Then the recession hit.
But for Dave Bonvenuto, who now serves as president and CEO, and Oberg, this was a lucky break — not the obstacle it was for so many.
“Companies were looking for something different than what they had, because they knew their current playbook, and their supplier base, and what they had there,” Bonvenuto says. “We were something new and fresh. We were a different idea.

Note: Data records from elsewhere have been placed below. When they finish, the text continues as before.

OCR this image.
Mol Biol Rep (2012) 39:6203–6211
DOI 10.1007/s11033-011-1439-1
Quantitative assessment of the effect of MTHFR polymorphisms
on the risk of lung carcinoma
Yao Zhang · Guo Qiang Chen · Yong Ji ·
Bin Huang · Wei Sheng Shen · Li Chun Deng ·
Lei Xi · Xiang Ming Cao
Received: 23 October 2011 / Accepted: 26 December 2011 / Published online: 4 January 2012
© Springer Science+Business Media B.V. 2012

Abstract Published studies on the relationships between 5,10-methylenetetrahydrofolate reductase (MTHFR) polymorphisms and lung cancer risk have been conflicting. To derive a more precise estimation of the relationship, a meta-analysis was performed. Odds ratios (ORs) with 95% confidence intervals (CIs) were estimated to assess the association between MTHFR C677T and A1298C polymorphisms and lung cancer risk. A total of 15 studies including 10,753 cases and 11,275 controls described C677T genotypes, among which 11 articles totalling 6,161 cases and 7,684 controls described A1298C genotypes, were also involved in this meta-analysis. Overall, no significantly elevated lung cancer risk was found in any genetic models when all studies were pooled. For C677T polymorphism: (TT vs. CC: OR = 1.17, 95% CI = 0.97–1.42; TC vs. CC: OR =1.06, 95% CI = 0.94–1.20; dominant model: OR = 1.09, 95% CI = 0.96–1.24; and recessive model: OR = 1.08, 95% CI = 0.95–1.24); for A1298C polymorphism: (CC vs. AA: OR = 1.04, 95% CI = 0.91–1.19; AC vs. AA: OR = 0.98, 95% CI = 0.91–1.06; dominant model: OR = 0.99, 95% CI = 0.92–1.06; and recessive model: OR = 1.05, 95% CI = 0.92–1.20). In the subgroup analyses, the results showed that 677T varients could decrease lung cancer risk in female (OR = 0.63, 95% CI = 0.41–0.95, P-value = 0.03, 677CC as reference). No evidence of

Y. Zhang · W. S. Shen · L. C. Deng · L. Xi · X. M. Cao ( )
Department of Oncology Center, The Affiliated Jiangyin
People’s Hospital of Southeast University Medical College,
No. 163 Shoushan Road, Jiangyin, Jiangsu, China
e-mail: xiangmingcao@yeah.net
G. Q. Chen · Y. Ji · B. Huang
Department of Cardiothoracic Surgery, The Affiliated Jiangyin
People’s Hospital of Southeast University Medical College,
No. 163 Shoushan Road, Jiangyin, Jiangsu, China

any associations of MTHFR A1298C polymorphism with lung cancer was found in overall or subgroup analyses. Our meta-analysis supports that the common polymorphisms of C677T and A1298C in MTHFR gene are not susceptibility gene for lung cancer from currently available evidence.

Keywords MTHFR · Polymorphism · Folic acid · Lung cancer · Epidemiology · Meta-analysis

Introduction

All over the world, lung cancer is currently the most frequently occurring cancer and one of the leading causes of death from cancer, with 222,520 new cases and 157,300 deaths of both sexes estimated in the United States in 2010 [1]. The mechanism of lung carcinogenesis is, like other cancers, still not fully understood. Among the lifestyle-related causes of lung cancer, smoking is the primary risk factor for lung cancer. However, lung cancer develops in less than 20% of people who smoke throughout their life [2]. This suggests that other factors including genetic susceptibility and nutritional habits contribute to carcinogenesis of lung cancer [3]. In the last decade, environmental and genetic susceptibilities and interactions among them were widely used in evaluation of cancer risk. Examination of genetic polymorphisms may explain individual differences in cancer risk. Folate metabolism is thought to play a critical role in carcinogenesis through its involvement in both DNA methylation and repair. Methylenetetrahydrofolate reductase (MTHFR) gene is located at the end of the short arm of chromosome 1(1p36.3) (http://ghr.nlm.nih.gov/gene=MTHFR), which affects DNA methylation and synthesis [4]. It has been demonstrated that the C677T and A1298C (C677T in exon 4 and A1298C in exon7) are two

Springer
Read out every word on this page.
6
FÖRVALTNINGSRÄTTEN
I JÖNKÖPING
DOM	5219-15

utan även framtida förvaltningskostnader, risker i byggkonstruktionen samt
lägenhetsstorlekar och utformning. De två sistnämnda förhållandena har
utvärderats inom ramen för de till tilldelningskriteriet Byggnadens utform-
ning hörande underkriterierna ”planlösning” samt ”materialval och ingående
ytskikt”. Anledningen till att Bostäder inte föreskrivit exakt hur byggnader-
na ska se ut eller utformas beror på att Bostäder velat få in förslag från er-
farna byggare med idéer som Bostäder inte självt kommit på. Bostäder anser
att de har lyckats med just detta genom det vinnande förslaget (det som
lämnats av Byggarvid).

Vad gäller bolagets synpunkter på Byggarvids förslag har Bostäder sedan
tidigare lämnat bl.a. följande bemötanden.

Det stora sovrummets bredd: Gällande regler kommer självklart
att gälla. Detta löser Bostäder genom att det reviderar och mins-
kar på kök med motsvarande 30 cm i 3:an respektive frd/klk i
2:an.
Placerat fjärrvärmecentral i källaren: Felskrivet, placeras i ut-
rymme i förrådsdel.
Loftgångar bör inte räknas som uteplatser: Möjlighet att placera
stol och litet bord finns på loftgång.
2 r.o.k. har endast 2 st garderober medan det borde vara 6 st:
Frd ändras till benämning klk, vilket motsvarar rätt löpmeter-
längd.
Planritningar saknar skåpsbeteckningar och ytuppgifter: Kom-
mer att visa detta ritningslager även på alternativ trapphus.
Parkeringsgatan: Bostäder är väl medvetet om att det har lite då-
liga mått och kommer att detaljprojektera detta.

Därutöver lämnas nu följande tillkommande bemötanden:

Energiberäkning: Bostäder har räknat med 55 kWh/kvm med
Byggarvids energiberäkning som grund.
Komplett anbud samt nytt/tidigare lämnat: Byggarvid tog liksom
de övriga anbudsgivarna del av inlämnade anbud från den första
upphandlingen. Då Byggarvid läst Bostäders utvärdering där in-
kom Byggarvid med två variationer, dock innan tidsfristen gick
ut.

And they looked at it and they gave us a couple chances, and we took full advantage of it.”
With businesses actively working to consolidate their supply chains, Oberg presented itself as a one-stop shop with its new services and capabilities.
Bonvenuto says Oberg picked up enough wins that when businesses started to come out of the recession Oberg was able to accelerate its growth.
Over the past two years — the $125 million company has been around for more than 60 years — Oberg had record sales, profitability and total employment, and exceeded the expectations of its long-term plan.
“There was a great strategy, and I think with it there was a lot of luck,” Bonvenuto says. “And most important there was a workforce dedicated to the execution of it.”

Getting up to speed

In order to reshape the company’s services and capabilities to better serve customers in the new market verticals, Oberg not only added equipment and new processes, it had to get its people up to speed.
Bonvenuto says cross training the existing personnel and finding outside talent with complementary skills was a huge undertaking.
In the past three years, Oberg’s total employment has gone up about 25 percent to 750 employees — 625 in the U.S. and 125 at its facility in Costa Rica.
“We are a people business. I mean, yes, it’s capital intensive with machines and technology, but, as we all know and agree, people are a differentiator,” he says.
Oberg doesn’t just want skilled employees. It seeks to attract employees who embrace challenges and get satisfaction out of working on innovative, complex projects with exotic materials, Bonvenuto says.